Kinji Fukasaku’s Battle Royale combines video-game-like cinematography with perception reminiscent of reality TV to create a truly disturbing film. The combination of these techniques creates a narrative that is profoundly fantastic yet compelling. It entertains while criticizing aspects of the entertainment system it portrays.
The story is post-apocalyptic but poignantly related to modern society. In the mid-21st century, Japanese students rebel against their teachers and stop going to class. In eventual response to this youthful anarchy, the government decides to take drastic and violent action. Each year, a class of ninth grade students is “elected” to take part in a battle royale, in which they are taken to a deserted island under the guise of a “field trip” and must kill each other until only one remains.
What follows is a lot of carnage and self-destruction reminiscent of the infighting and savagery of Lord of the Flies. We follow the protagonist, Tatsuya, who was initially guilty of stabbing his teacher in the leg and is thus causally linked to the creation of the battle royale. His struggle is both physical and spiritual, as he attempts to survive without succumbing to the dehumanization that his classmates go through in order to get off the island.

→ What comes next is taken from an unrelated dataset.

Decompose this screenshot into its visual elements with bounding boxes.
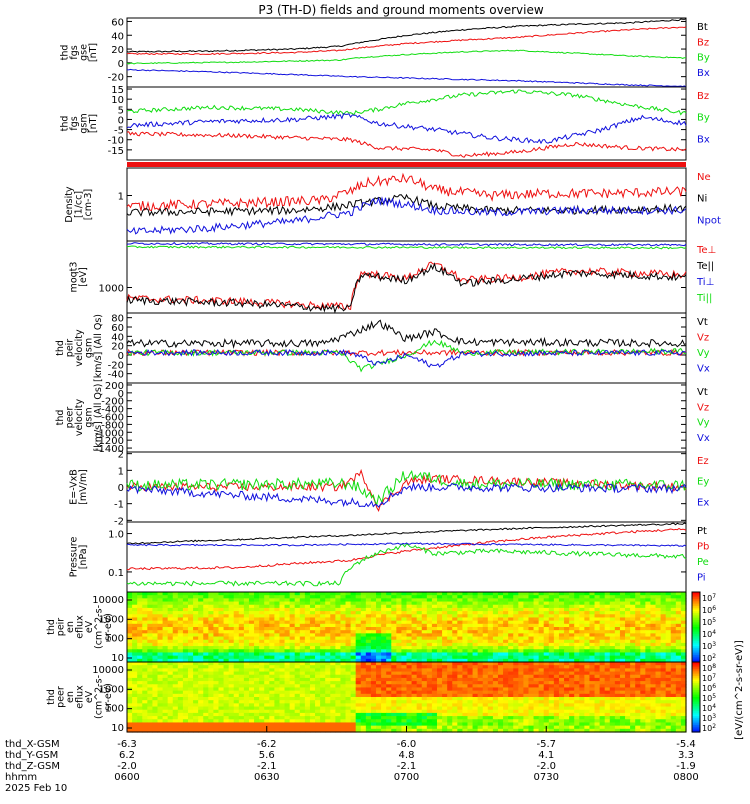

It was easy to be entertained and immersed by the narrative to an extent that the violence did not seem particularly striking. However, Fukasaku structures the film to reveal the artifice and ridiculousness of its compelling characters. He does this through highlighting the plasticity of the characters, making their motivations appear simplistic and clichéd and their character traits indistinctive. He even goes to the extent of allowing a character to be briefly reborn, highlighting the way in which video games are constructed with the consistent option of playing again — one can always be reborn.
While the film seems to invite criticism of the large amount of violence (especially violence committed by children to other children) as potentially dangerous to a youthful audience, its satirical content makes it a filmic masterpiece.
Battle Royale also embodies the alterations that film is undergoing, leading film theorists to hearken the death of cinema. The video game features and self-conscious construction point to the end (or at least decline) of traditional narrative structure as applied to film. While the impact of this philosophical end may not be felt in all its extremity for a few years, the existence of Battle Royale and similar films in Japan seems to foreshadow a potential similar development in American cinema. After all, the Japanese developed Nintendo, so their insights into the technological world of fantasy (often violent and overly-sexualized) seems a bit ahead of our own.
Even if Battle Royale signals the end of the cinema as we know it, the film has retained one dubious aspect of traditional film: the sequel. Battle Royale 2 is due to be released later this year.
The film will be shown at 8 p.m. and 10 p.m. Friday night, West Lecture Hall in the Science Center.